There is an initial stage in every government’s life when it cares about its image, and what people think of it. With the first whiff of scandal, that concern almost always gives way quite quickly to political calculations: Will a resignation give victory to the opposition? Is he or she too important or powerful to be ignored? You then get a familiar set of responses, unchanged since the Tulmohan Ram scandal of the 1970s, Bofors in the 1980s, telecom: It is an international/media/opposition conspiracy; or government vendetta. The party president’s driver is qualified to be a director on his company board; no, those aren’t benami investors; there is zero loss; there is no quid pro quo...
Recognise the charade. The Central Bureau of Investigation has rarely if ever managed to get a politician convicted; ditto with the Enforcement Directorate; and judges make mistakes while counting. The Lok Pal, who might have been dangerous because of suo motu powers, has been forgotten. An Emergency again, did you say?
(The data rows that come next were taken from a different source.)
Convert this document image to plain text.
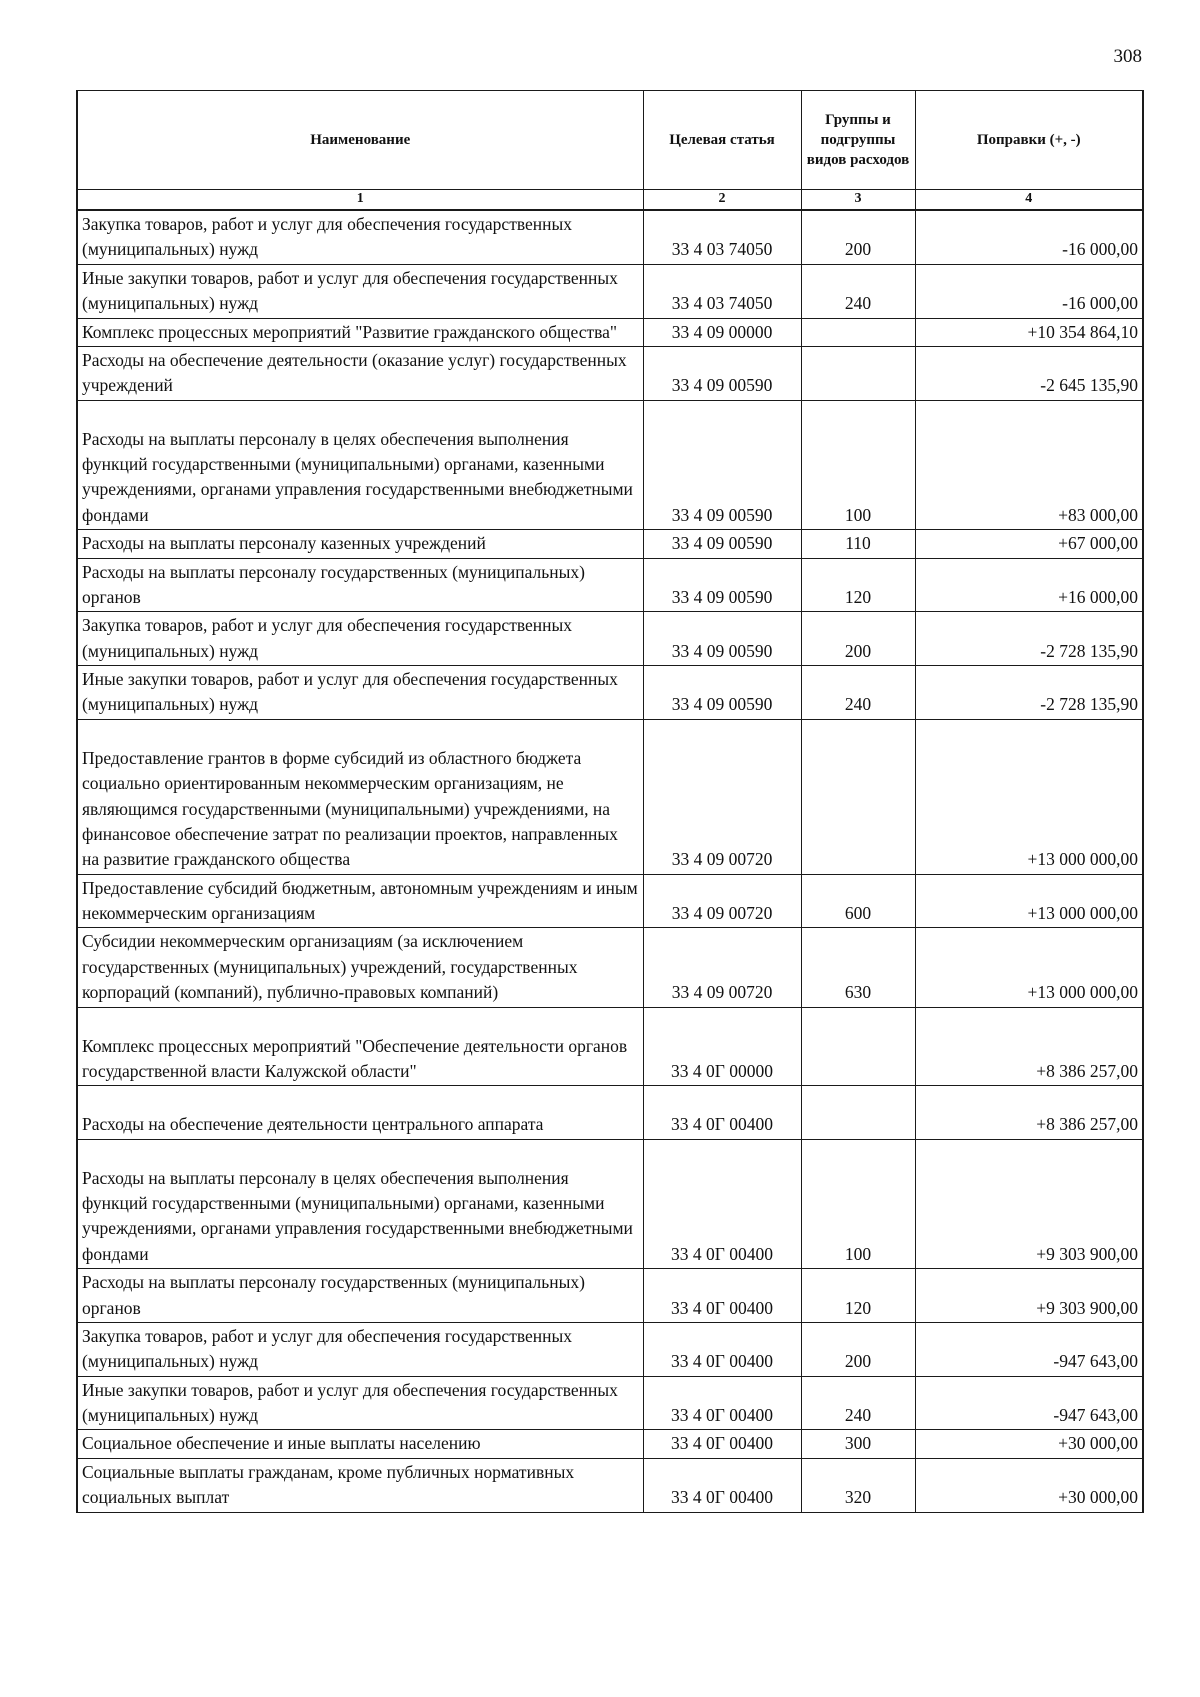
308
Наименование	Целевая статья	Группы и подгруппы видов расходов	Поправки (+, -)
1	2	3	4
Закупка товаров, работ и услуг для обеспечения государственных (муниципальных) нужд	33 4 03 74050	200	-16 000,00
Иные закупки товаров, работ и услуг для обеспечения государственных (муниципальных) нужд	33 4 03 74050	240	-16 000,00
Комплекс процессных мероприятий "Развитие гражданского общества"	33 4 09 00000		+10 354 864,10
Расходы на обеспечение деятельности (оказание услуг) государственных учреждений	33 4 09 00590		-2 645 135,90
Расходы на выплаты персоналу в целях обеспечения выполнения функций государственными (муниципальными) органами, казенными учреждениями, органами управления государственными внебюджетными фондами	33 4 09 00590	100	+83 000,00
Расходы на выплаты персоналу казенных учреждений	33 4 09 00590	110	+67 000,00
Расходы на выплаты персоналу государственных (муниципальных) органов	33 4 09 00590	120	+16 000,00
Закупка товаров, работ и услуг для обеспечения государственных (муниципальных) нужд	33 4 09 00590	200	-2 728 135,90
Иные закупки товаров, работ и услуг для обеспечения государственных (муниципальных) нужд	33 4 09 00590	240	-2 728 135,90
Предоставление грантов в форме субсидий из областного бюджета социально ориентированным некоммерческим организациям, не являющимся государственными (муниципальными) учреждениями, на финансовое обеспечение затрат по реализации проектов, направленных на развитие гражданского общества	33 4 09 00720		+13 000 000,00
Предоставление субсидий бюджетным, автономным учреждениям и иным некоммерческим организациям	33 4 09 00720	600	+13 000 000,00
Субсидии некоммерческим организациям (за исключением государственных (муниципальных) учреждений, государственных корпораций (компаний), публично-правовых компаний)	33 4 09 00720	630	+13 000 000,00
Комплекс процессных мероприятий "Обеспечение деятельности органов государственной власти Калужской области"	33 4 0Г 00000		+8 386 257,00
Расходы на обеспечение деятельности центрального аппарата	33 4 0Г 00400		+8 386 257,00
Расходы на выплаты персоналу в целях обеспечения выполнения функций государственными (муниципальными) органами, казенными учреждениями, органами управления государственными внебюджетными фондами	33 4 0Г 00400	100	+9 303 900,00
Расходы на выплаты персоналу государственных (муниципальных) органов	33 4 0Г 00400	120	+9 303 900,00
Закупка товаров, работ и услуг для обеспечения государственных (муниципальных) нужд	33 4 0Г 00400	200	-947 643,00
Иные закупки товаров, работ и услуг для обеспечения государственных (муниципальных) нужд	33 4 0Г 00400	240	-947 643,00
Социальное обеспечение и иные выплаты населению	33 4 0Г 00400	300	+30 000,00
Социальные выплаты гражданам, кроме публичных нормативных социальных выплат	33 4 0Г 00400	320	+30 000,00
What about that journalist in UP who got burnt to death -- at, it has been said, a minister’s instance? And five other journalists who got killed in UP in a year? So who needs an Emergency? But never worry; as Juvenal advised in ancient Rome, “Give them bread and circuses”. And when you fly to the next circus, you don’t have to follow instructions in the plane, and can threaten to slap a stewardess. You are, after all, the frenemy of the people.